Hampton review done

MANCHESTER - In a special meeting Friday, the planning commission drafted and approved a letter to send to the Act 250 district environmental commission regarding the proposed Hampton Inn and Suites projects.

In the letter, the commission decided to address two issues they felt were important: landscaping and the impact on local businesses. In order for items to be included in the letter, all members of the commission had to vote unanimously on the language used.

"Streetscape plantings and the further screening of buildings with the use of low lying bushes, hedges and similar landscaping is recommended by the Commission. Re-use of as many on-site trees as possible is strongly encouraged and applicants are advised to work with a certified arborist to ensure the best possible plan," the letter reads.

Dead or diseased trees should be replaced with the appropriate caliper plantings was also included in the letter, something the Development Review Board also discussed with the applicant.

The commission discussed whether or not it was their place to put language into this letter. In the end, they decided to include it.

"Notwithstanding the positive effects of the project, the Commission remains concerned about the impacts to the existing 26 lodging establishments," the letter reads. In the meeting, the commission presented some questions and requests to the Hampton Inn representatives and discussed how they would impact the project.

While a previous meeting was held to hear a presentation of the project and take public comment on the subject, on more than one occasion during this meeting, the audience needed to be reminded that the time for public comment had closed. Some of the concerns raised by the public were reiterations of what had been stated before. The economic impact to the other lodging establishments was brought up on multiple occasions. Joy Slusarek, owner of JOY All Things Underthings wanted to know more about what kinds of retail would be going into the three retail buildings at the front of the building.

Currently, there is an appeal pending on the permit for the Hampton Inn and Suites. Steve Bauer, the owner of the Inn at Willow Pond, filed the appeal.
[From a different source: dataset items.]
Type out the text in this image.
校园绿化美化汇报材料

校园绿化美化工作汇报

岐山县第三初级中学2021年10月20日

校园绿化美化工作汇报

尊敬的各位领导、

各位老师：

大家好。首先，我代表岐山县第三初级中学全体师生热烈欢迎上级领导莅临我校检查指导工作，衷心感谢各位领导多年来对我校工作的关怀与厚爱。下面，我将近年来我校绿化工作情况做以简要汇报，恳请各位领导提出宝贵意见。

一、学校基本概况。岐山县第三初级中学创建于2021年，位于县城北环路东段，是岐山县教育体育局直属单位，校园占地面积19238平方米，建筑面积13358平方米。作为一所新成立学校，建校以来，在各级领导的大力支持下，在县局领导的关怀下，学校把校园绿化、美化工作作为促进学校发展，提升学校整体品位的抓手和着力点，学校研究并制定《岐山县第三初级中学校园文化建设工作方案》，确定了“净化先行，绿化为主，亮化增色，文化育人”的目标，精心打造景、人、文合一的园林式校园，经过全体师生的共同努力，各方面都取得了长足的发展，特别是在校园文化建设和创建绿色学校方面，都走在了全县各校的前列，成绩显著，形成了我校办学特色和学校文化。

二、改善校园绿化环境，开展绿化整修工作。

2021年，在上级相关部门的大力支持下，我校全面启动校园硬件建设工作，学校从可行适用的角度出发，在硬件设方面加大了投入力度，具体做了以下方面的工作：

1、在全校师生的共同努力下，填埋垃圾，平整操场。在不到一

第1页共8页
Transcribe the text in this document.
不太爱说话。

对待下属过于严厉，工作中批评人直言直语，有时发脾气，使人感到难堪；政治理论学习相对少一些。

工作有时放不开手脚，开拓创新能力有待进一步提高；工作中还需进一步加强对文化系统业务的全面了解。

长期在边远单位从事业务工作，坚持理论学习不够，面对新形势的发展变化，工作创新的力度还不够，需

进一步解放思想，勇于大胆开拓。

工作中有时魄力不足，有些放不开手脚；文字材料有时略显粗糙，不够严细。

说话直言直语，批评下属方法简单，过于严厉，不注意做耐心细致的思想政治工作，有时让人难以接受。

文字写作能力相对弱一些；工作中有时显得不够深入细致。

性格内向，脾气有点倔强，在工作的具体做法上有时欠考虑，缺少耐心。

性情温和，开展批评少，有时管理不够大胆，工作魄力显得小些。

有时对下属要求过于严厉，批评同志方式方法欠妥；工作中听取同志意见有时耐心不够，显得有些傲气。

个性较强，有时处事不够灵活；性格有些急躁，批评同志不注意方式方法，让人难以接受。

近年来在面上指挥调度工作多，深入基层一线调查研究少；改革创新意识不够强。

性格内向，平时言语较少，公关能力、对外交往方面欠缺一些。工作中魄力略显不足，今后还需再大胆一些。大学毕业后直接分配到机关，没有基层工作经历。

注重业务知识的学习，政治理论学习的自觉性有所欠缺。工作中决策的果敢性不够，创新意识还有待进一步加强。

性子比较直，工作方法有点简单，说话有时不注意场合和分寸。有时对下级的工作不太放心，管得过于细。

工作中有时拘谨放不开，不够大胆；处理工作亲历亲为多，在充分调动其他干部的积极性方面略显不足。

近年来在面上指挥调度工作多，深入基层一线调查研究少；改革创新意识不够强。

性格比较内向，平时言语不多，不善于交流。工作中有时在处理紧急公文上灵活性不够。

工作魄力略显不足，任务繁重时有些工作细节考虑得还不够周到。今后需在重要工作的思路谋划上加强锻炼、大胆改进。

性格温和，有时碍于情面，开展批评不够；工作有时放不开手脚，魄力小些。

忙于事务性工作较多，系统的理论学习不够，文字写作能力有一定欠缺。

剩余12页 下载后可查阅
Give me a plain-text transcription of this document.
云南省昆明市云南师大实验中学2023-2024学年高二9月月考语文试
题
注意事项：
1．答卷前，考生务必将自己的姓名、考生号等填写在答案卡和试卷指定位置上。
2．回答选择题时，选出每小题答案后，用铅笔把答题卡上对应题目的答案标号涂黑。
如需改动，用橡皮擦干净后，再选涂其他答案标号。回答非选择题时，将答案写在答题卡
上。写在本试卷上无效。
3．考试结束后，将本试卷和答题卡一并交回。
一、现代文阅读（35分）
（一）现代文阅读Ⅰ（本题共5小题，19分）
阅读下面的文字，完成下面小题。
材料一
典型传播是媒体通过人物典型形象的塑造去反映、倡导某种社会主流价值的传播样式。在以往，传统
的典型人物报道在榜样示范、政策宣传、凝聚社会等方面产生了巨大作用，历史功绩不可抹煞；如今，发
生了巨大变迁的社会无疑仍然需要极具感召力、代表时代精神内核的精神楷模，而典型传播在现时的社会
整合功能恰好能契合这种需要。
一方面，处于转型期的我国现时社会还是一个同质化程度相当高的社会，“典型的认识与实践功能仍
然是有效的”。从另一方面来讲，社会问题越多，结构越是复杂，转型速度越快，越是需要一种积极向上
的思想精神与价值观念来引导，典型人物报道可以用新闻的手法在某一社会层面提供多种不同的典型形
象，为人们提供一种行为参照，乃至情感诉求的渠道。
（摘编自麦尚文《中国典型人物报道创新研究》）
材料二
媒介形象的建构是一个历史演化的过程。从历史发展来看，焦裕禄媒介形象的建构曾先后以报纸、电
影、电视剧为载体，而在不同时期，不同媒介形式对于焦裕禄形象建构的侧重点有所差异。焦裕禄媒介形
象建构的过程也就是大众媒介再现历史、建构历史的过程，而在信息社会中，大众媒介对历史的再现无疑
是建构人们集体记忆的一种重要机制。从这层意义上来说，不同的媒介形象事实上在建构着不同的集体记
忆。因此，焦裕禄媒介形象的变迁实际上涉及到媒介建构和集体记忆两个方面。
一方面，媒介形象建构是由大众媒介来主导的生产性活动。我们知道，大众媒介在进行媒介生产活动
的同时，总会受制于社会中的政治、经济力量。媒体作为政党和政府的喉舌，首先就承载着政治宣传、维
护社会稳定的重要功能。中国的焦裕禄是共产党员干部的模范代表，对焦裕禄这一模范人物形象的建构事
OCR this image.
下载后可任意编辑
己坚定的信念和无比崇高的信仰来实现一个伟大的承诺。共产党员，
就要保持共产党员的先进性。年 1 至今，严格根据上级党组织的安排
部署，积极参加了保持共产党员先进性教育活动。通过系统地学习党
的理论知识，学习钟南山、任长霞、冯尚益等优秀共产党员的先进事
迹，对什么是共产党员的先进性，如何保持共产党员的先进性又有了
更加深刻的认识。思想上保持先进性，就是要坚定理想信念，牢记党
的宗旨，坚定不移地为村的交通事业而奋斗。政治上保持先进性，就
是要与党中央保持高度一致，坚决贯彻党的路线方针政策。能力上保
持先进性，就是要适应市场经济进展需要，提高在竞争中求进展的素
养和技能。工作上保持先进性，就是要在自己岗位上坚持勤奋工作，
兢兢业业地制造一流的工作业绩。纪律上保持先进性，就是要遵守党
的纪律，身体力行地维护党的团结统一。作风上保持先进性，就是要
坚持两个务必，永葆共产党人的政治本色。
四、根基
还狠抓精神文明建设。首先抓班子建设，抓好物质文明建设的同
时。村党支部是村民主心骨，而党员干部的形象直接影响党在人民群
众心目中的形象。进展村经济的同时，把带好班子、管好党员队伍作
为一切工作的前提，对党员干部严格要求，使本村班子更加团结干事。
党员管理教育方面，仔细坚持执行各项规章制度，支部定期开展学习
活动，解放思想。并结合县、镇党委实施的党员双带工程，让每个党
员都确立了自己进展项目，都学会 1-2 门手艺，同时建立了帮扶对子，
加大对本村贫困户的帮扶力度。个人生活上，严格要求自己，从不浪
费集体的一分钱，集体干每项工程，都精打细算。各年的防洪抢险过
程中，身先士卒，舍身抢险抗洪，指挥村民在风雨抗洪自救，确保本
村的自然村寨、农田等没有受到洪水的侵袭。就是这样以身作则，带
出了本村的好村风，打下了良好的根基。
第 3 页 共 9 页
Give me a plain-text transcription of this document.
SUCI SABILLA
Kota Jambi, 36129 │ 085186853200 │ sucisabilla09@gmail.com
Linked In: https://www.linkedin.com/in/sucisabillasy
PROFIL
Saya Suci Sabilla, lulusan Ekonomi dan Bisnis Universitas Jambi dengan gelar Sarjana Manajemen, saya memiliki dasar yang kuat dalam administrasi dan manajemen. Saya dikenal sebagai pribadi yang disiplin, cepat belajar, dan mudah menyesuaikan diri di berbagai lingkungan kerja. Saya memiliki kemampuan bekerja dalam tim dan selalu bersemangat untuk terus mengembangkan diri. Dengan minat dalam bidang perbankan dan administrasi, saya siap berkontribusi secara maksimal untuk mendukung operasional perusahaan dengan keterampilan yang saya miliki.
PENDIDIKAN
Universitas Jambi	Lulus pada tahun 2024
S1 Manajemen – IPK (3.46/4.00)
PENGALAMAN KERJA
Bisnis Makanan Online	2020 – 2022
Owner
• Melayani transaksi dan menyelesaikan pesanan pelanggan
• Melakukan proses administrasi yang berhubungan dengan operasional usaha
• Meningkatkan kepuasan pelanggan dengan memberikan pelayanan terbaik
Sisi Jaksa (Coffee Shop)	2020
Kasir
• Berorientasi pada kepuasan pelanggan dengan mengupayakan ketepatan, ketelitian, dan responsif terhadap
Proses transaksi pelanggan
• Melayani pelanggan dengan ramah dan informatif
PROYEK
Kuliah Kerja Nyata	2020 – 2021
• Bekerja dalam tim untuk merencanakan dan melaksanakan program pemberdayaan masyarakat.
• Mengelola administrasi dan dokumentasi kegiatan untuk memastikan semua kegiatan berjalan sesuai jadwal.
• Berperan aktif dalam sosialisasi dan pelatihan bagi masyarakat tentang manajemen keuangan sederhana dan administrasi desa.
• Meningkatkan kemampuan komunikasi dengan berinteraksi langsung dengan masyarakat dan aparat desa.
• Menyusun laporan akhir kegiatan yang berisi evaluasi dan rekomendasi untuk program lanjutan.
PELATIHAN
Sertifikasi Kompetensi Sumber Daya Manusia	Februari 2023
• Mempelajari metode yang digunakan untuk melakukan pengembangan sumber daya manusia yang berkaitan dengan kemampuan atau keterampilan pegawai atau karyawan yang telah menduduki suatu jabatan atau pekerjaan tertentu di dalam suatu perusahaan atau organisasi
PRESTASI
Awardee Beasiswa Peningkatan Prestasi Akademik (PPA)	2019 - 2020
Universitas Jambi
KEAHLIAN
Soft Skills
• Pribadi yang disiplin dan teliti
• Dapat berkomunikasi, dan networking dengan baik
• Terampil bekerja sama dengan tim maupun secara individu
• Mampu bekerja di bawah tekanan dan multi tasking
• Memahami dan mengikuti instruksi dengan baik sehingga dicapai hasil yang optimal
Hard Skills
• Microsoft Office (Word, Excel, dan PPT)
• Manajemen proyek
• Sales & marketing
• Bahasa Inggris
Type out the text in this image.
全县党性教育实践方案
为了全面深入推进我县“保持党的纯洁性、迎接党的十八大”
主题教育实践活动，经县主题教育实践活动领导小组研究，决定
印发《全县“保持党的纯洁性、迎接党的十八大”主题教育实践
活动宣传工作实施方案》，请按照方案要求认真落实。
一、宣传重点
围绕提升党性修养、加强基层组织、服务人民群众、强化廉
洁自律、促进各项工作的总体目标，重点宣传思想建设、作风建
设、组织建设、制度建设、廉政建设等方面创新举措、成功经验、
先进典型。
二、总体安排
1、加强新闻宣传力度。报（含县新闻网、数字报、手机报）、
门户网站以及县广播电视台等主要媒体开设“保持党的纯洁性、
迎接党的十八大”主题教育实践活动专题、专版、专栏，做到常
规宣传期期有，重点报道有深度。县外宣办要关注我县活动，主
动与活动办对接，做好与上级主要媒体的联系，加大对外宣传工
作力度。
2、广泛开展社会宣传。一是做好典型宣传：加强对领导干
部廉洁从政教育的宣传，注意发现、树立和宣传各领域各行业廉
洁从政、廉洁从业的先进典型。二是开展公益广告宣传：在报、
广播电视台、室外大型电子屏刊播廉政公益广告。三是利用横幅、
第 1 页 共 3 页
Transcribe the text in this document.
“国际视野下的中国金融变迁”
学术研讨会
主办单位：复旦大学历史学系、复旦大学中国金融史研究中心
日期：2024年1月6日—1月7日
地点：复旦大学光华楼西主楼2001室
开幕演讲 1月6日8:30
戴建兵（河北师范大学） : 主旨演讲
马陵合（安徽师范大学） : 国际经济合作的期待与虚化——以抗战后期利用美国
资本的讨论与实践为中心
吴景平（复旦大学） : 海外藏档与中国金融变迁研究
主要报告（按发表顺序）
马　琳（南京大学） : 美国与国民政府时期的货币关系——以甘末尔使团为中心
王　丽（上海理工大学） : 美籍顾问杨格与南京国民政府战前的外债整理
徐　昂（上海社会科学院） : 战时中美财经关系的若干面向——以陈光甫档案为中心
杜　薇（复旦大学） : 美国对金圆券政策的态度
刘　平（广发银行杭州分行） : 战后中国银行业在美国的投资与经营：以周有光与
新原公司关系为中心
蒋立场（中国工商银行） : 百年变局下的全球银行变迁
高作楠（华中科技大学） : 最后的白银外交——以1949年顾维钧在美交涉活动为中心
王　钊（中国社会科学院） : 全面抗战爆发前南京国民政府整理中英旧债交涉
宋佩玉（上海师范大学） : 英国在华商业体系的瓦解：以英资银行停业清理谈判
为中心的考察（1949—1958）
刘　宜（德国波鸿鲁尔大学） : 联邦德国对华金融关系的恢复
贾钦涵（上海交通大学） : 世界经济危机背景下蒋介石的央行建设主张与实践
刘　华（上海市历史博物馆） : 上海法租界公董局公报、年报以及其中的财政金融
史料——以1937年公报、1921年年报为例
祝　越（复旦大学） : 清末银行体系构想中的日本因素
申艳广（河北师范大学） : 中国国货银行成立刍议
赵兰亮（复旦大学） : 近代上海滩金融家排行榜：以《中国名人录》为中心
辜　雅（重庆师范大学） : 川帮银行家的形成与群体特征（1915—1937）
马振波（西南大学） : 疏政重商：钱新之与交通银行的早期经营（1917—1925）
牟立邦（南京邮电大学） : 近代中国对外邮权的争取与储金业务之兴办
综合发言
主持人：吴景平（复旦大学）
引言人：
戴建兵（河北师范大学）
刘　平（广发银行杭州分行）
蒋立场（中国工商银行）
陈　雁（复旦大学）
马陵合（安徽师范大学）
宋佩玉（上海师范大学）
While only his name appears on the court documents, he said he has filed this on behalf of himself and other owners of lodging establishments in the area.

"We feel there is a whole bunch of things that don't conform to the Town Plan and town bylaws," he said in a phone interview.

Kevin Mullaney, vice-president if Mullaney Hospitality Group, said they were disappointed to hear Bauer had filed an appeal that would delay the opportunity to move forward on the project.

"We recently met with Steve Bauer and he understands that the Hampton Inn will raise the tide for all which will likely increase the overall occupancy rate throughout Manchester. We understand that some lodging owners are still concerned," he said in a statement. "During our discussion with Steve, we collectively came up with a plan that will help establish a local lodging association for Manchester, and we have volunteered to Fund a tourism and hospitality industry consultant to help drive this effort, and we would also fund a marketing budget for the association."

Mullaney said they would be willing to create this association now, two years before the Hampton Inn would open. He said they feel this is a way to boost innkeepers' bottom line immediately and to form an alliance that would benefit everyone.

"We're hopeful that these ideas will show that we are truly looking to partner with all of the lodging owners, and will take responsibility for bringing in our own, new customers to Manchester," Mullaney said in a statement released Tuesday afternoon. "We are dismayed that the appeal filed by Mr. Bauer appears to be primarily for anti-competition purposes. Since the appeal process is costly, we would rather spend the money on this proposed marketing plan that will help all, rather than attorneys to fight Mr. Bauer."

When Bauer was asked for a comment on Mullaney's statement, he said he preferred not to comment, because he would but speaking just for himself and not the group as a whole. Another meeting of the group is scheduled for Friday morning, Bauer said.

As of 3:30 p.m., the Vermont Superior Court Environmental Division had not yet received the statement of questions, needed for the appeal, from Bauer.